On December 9, 2001, Kathleen Peterson was found dead with a pool of blood at the bottom of the servant staircase in her Forest Hills mansion in Durham, North Carolina. Michael Peterson reportedly called for police and medical help, sounding very distressed and panicked. Thinking this was going to be handled as an accident, he was shocked when authorities began to treat the scene as a crime and later arrested him for Kathleen's murder.

The Peterson case soon turned in a national sensation as Michael's case went to trial. 17 years later, in 2018, a Netflix documentary has been released that chronicles the case, including footage from the entire trial and preparation for the trial. This has rehashed many feelings and opinions about the case and the state of Michael's innocence.

I take major issue with the whole trial, as well as the documentary, that is supposed to be objective and unbiased. I am a true-crime lover, so I was quite interested in learning about this case when the documentary came out. I listened to two podcast episodes about it, Mile Higher and Generation Why, before I watched the documentary so I was already well-versed in how this trial unfolded.

In short, Michael Peterson was convicted of first-degree murder and sentenced to life in prison without the possibility of parole. In 2011, Peterson was released and put under house arrest as his request for retrial was being processed. SBI agent, Duane Deaver, who testified for the prosecution in Peterson's trial, was fired after being investigated for fraud. He had falsely represented evidence in 34 cases, causing a claim of misrepresentation of evidence on Michael Peterson's behalf.

On February 24, 2017, Peterson entered an Alford plea, admitting guilt to voluntary manslaughter and was facing no more additional jail time.

Let's dive deeper into what is wrong with the whole case. The first major red flag is that Kathleen's injuries are not consistent with a fall down the steps. There was a massive amount of blood at the scene, more than would be expected from a fall down the steps. She had multiple lacerations on her head but no skull fractures or brain contusions, which eliminated blunt force trauma.

However, the prosecutions went with the blow poke theory, which says that Michael beat his wife with their blow poke that was always in the house but mysteriously could not be found after Kathleen's death.

Next, they brought in witnesses of Elizabeth Ratliff's death, which happened in 1985 in Germany.

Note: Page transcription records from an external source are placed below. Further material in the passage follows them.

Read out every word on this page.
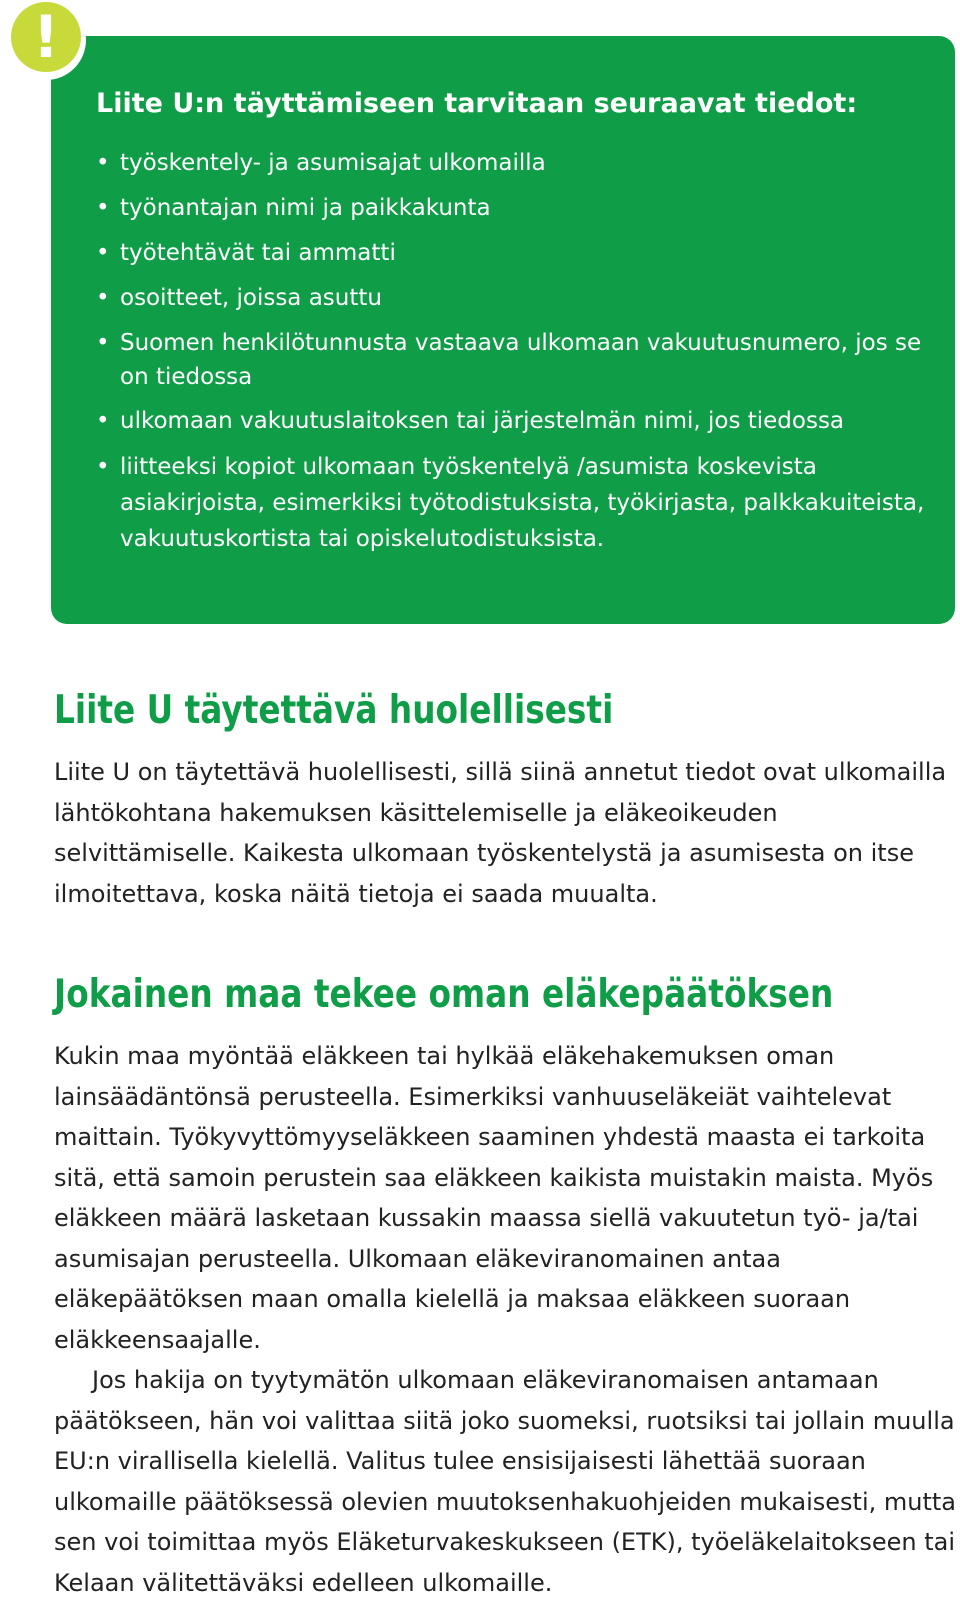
!
Liite U:n täyttämiseen tarvitaan seuraavat tiedot:
• työskentely- ja asumisajat ulkomailla
• työnantajan nimi ja paikkakunta
• työtehtävät tai ammatti
• osoitteet, joissa asuttu
• Suomen henkilötunnusta vastaava ulkomaan vakuutusnumero, jos se on tiedossa
• ulkomaan vakuutuslaitoksen tai järjestelmän nimi, jos tiedossa
• liitteeksi kopiot ulkomaan työskentelyä /asumista koskevista asiakirjoista, esimerkiksi työtodistuksista, työkirjasta, palkkakuiteista, vakuutuskortista tai opiskelutodistuksista.
Liite U täytettävä huolellisesti

Liite U on täytettävä huolellisesti, sillä siinä annetut tiedot ovat ulkomailla lähtökohtana hakemuksen käsittelemiselle ja eläkeoikeuden selvittämiselle. Kaikesta ulkomaan työskentelystä ja asumisesta on itse ilmoitettava, koska näitä tietoja ei saada muualta.

Jokainen maa tekee oman eläkepäätöksen

Kukin maa myöntää eläkkeen tai hylkää eläkehakemuksen oman lainsäädäntönsä perusteella. Esimerkiksi vanhuuseläkeiät vaihtelevat maittain. Työkyvyttömyyseläkkeen saaminen yhdestä maasta ei tarkoita sitä, että samoin perustein saa eläkkeen kaikista muistakin maista. Myös eläkkeen määrä lasketaan kussakin maassa siellä vakuutetun työ- ja/tai asumisajan perusteella. Ulkomaan eläkeviranomainen antaa eläkepäätöksen maan omalla kielellä ja maksaa eläkkeen suoraan eläkkeensaajalle.

Jos hakija on tyytymätön ulkomaan eläkeviranomaisen antamaan päätökseen, hän voi valittaa siitä joko suomeksi, ruotsiksi tai jollain muulla EU:n virallisella kielellä. Valitus tulee ensisijaisesti lähettää suoraan ulkomaille päätöksessä olevien muutoksenhakuohjeiden mukaisesti, mutta sen voi toimittaa myös Eläketurvakeskukseen (ETK), työeläkelaitokseen tai Kelaan välitettäväksi edelleen ulkomaille.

Michael was living there with his first wife at the time and was the last person to see Ratliff alive. The death was declared a brain hemorrhage as a result of her Von Willebrand's disease.

I'll give it to them that it looks suspicious. However, there's no evidence pointing to foul play by Michael Peterson, and yet the prosecution still went with it. They went as far as to exhume Ratliff's body for another autopsy, done by the same medical examiner that performed Kathleen's autopsy. Of course, she's going to say it was homicidal since she's working with the prosecution. There's a conflict of interest. It would have been more credible if her second autopsy was done by someone not involved in the trial.

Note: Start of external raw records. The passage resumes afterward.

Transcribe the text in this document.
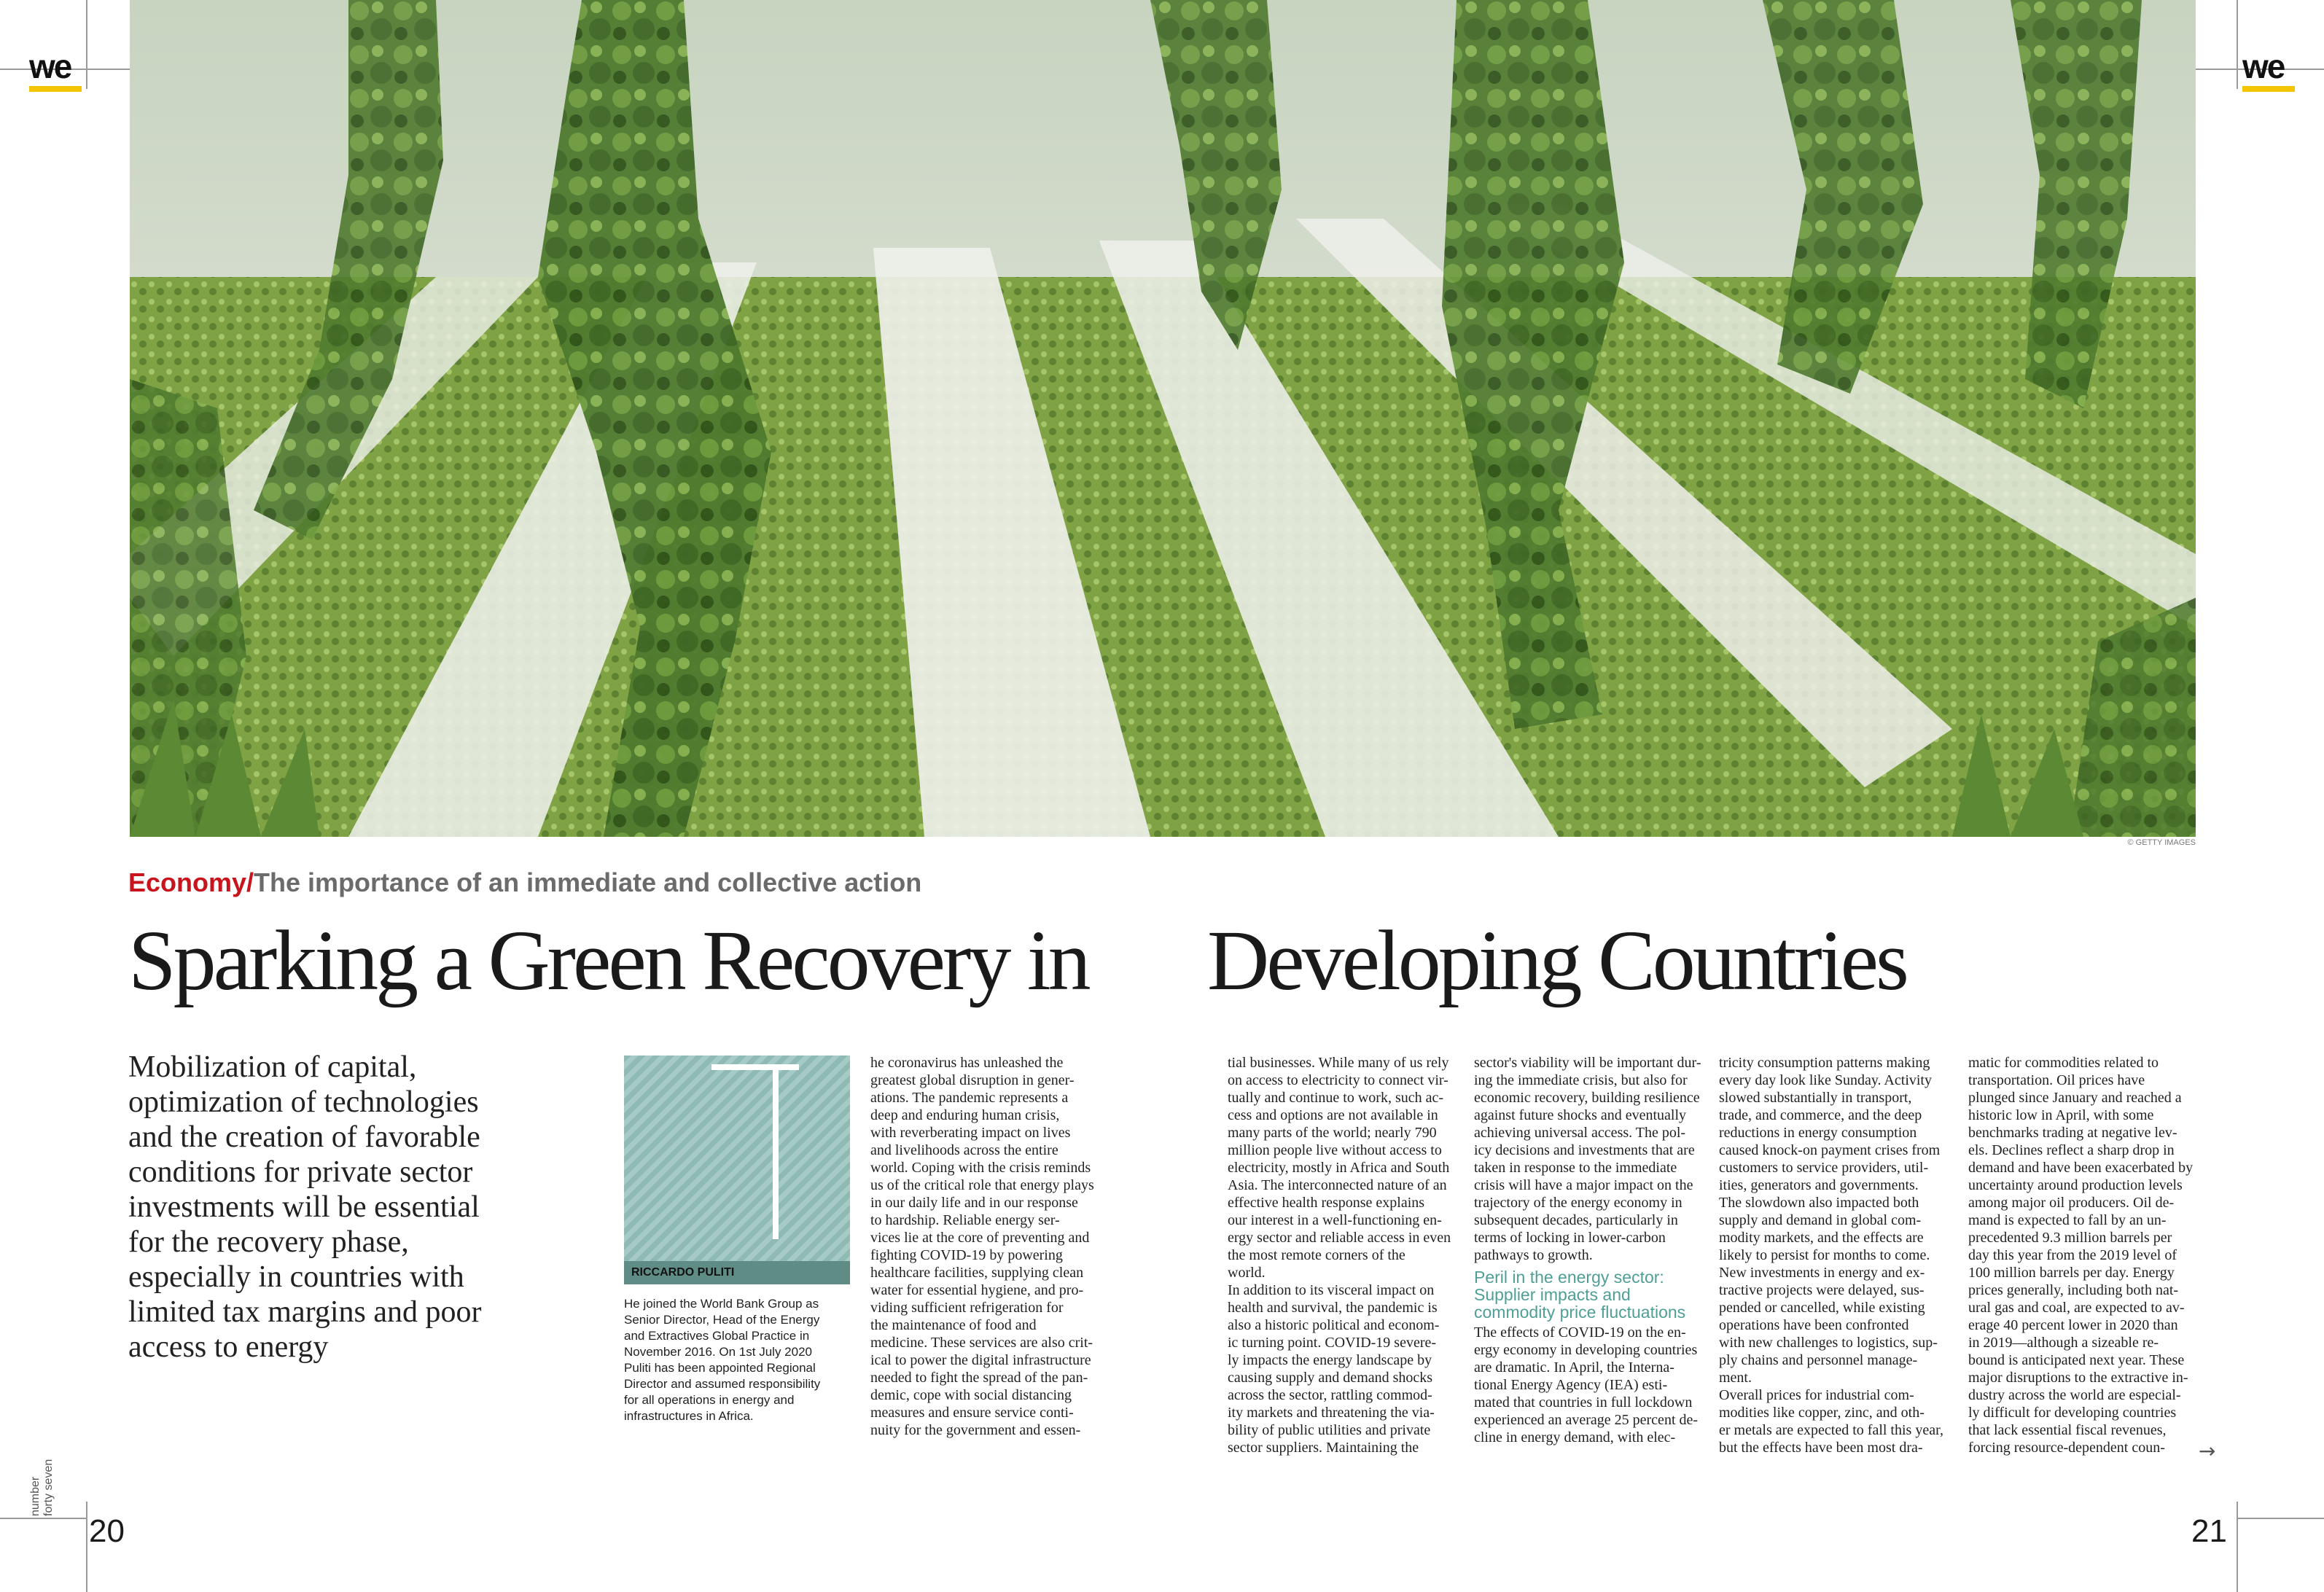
we	we
© GETTY IMAGES
Economy/The importance of an immediate and collective action
Sparking a Green Recovery in Developing Countries
Mobilization of capital,
optimization of technologies
and the creation of favorable
conditions for private sector
investments will be essential
for the recovery phase,
especially in countries with
limited tax margins and poor
access to energy
RICCARDO PULITI
He joined the World Bank Group as
Senior Director, Head of the Energy
and Extractives Global Practice in
November 2016. On 1st July 2020
Puliti has been appointed Regional
Director and assumed responsibility
for all operations in energy and
infrastructures in Africa.
he coronavirus has unleashed the
greatest global disruption in gener-
ations. The pandemic represents a
deep and enduring human crisis,
with reverberating impact on lives
and livelihoods across the entire
world. Coping with the crisis reminds
us of the critical role that energy plays
in our daily life and in our response
to hardship. Reliable energy ser-
vices lie at the core of preventing and
fighting COVID-19 by powering
healthcare facilities, supplying clean
water for essential hygiene, and pro-
viding sufficient refrigeration for
the maintenance of food and
medicine. These services are also crit-
ical to power the digital infrastructure
needed to fight the spread of the pan-
demic, cope with social distancing
measures and ensure service conti-
nuity for the government and essen-
tial businesses. While many of us rely
on access to electricity to connect vir-
tually and continue to work, such ac-
cess and options are not available in
many parts of the world; nearly 790
million people live without access to
electricity, mostly in Africa and South
Asia. The interconnected nature of an
effective health response explains
our interest in a well-functioning en-
ergy sector and reliable access in even
the most remote corners of the
world.
In addition to its visceral impact on
health and survival, the pandemic is
also a historic political and econom-
ic turning point. COVID-19 severe-
ly impacts the energy landscape by
causing supply and demand shocks
across the sector, rattling commod-
ity markets and threatening the via-
bility of public utilities and private
sector suppliers. Maintaining the
sector's viability will be important dur-
ing the immediate crisis, but also for
economic recovery, building resilience
against future shocks and eventually
achieving universal access. The pol-
icy decisions and investments that are
taken in response to the immediate
crisis will have a major impact on the
trajectory of the energy economy in
subsequent decades, particularly in
terms of locking in lower-carbon
pathways to growth.
Peril in the energy sector:
Supplier impacts and
commodity price fluctuations
The effects of COVID-19 on the en-
ergy economy in developing countries
are dramatic. In April, the Interna-
tional Energy Agency (IEA) esti-
mated that countries in full lockdown
experienced an average 25 percent de-
cline in energy demand, with elec-
tricity consumption patterns making
every day look like Sunday. Activity
slowed substantially in transport,
trade, and commerce, and the deep
reductions in energy consumption
caused knock-on payment crises from
customers to service providers, util-
ities, generators and governments.
The slowdown also impacted both
supply and demand in global com-
modity markets, and the effects are
likely to persist for months to come.
New investments in energy and ex-
tractive projects were delayed, sus-
pended or cancelled, while existing
operations have been confronted
with new challenges to logistics, sup-
ply chains and personnel manage-
ment.
Overall prices for industrial com-
modities like copper, zinc, and oth-
er metals are expected to fall this year,
but the effects have been most dra-
matic for commodities related to
transportation. Oil prices have
plunged since January and reached a
historic low in April, with some
benchmarks trading at negative lev-
els. Declines reflect a sharp drop in
demand and have been exacerbated by
uncertainty around production levels
among major oil producers. Oil de-
mand is expected to fall by an un-
precedented 9.3 million barrels per
day this year from the 2019 level of
100 million barrels per day. Energy
prices generally, including both nat-
ural gas and coal, are expected to av-
erage 40 percent lower in 2020 than
in 2019—although a sizeable re-
bound is anticipated next year. These
major disruptions to the extractive in-
dustry across the world are especial-
ly difficult for developing countries
that lack essential fiscal revenues,
forcing resource-dependent coun-	→
20	21
number forty seven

My final issue is with the documentary itself. A lot of filming was done during the preparation and the trial, but it was all of the defense. It shows Michael with his family, depicting him as a loving father with his children that support him. It shows the defense speaking with experts and devising their strategies, but nothing of the prosecution. We only see the prosecution and hear their side in the courtroom.

Bottom line is, there's no way Kathleen's injuries came from a fall down the stairs, but there's also no possibility it was a beating with the blow poke either. I always thought Michael was guilty, but even I was questioning my stance while watching the documentary. I believe that documentary was made to enhance Michael's reputation and make him seem to be a good guy who was just pulled into this case. They obviously are not going to bring in any evidence that makes him look guilty if this was their objective, to begin with.